もう、涙すら流せなくなり、身体に力が入らない私は、その光景をぼーっと見つめている事しか出来ない。

空は満天の星の海だった…。











◆◆◆◆◆













ソルさんに無言で運ばれて、
拠点にしていた場所の薪の前に降ろされる。

その際、顔を掴まれて、軽く頬を叩かれた。

軽くと言ってもソルさんからのそれだ。十分痛くて、私は、何するんですか……。と言葉を漏らす。

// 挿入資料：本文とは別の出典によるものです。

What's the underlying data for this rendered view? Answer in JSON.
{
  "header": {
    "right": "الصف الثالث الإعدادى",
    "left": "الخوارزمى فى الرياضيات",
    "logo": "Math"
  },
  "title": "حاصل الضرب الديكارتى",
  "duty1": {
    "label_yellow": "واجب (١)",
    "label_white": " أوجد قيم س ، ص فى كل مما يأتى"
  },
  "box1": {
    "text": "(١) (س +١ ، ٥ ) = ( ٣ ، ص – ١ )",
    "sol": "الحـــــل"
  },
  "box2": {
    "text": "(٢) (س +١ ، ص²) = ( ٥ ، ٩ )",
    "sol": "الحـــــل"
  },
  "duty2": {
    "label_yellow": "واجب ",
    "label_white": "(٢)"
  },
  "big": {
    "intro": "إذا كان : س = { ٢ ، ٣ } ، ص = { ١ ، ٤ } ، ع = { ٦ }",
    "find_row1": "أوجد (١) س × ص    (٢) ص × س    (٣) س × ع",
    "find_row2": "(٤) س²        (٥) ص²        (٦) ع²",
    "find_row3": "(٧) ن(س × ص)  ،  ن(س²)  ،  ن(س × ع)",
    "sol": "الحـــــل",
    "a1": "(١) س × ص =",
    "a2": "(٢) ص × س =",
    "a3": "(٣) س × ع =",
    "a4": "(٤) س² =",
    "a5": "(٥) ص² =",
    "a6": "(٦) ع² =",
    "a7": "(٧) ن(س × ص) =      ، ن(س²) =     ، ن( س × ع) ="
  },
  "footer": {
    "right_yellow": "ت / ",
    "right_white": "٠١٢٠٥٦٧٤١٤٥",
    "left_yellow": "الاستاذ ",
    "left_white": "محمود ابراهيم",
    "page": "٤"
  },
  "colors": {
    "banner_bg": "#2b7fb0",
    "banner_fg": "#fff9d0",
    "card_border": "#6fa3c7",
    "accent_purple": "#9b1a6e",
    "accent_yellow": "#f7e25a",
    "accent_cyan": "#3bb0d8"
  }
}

「…だから言っただろうが…。テメェが地獄を見ると。」


凄く不機嫌そうな声。

その言葉に、またあの喪失感や自己嫌悪が蘇ってきて、私は思わずソルさんの手を振り払って思い切り身体を反らし、

自分の両肩を両手でぎゅっと抱きしめた。

身体がガタガタと震えている…。


「わ…私のせいで、…私が…馬鹿なせいで……ルイ君、ルイ君は…っ」


「…あのガキは少なからず、エルフェルト、お前が気にかけようがかけまいが、何処かで野垂れ死んでただろうよ…。」

「…でもっ!此処で出遭った時は救えてたんです!暖かかった身体が…あんなにも冷たくなって…!!」

震えた唇でそう発した後に蘇るぬくもりを思い出して、私の瞳はまたとめどなく涙が溢れて止まらなくなる。

「…そもそもどうしてっ…!ソルさんはルイ君を助けてくれなかったんてすかっ!?
怪我した直後なら、まだ間に合ったかもしれないのに!!」

思わずソルさんのジャケットの襟に掴みかかって泣き喚く私に、

ソルさんは眼光鋭く、あのガキが俺にテメェの元に連れてけと訴えやがったからだと言い切る。

あのガキは一丁前に男だった。男の決意を無下になんか出来る訳がねぇだろ。と、ソルさんは、取り出したタバコに火を付ける。

「そんな…!どうして…」

その言葉に思わず力が抜けて、私は床にへたり込む。


「…、な…なんなんですかっ…!
そんな事…されて…私が…喜ぶとでも思うんですか…!?

…例え無様でも…生きてて…一緒に笑っててくれた方が…よっぽど…良いに決まってる…。
よっぽど嬉しいって…心から思うのにっ!!!」


私の、感情を吐き出す様に叫んだ想いに、ソルさんは背を向ける。

煙草の煙を風に乗せながら、
遠くを見つめているかのようだった…。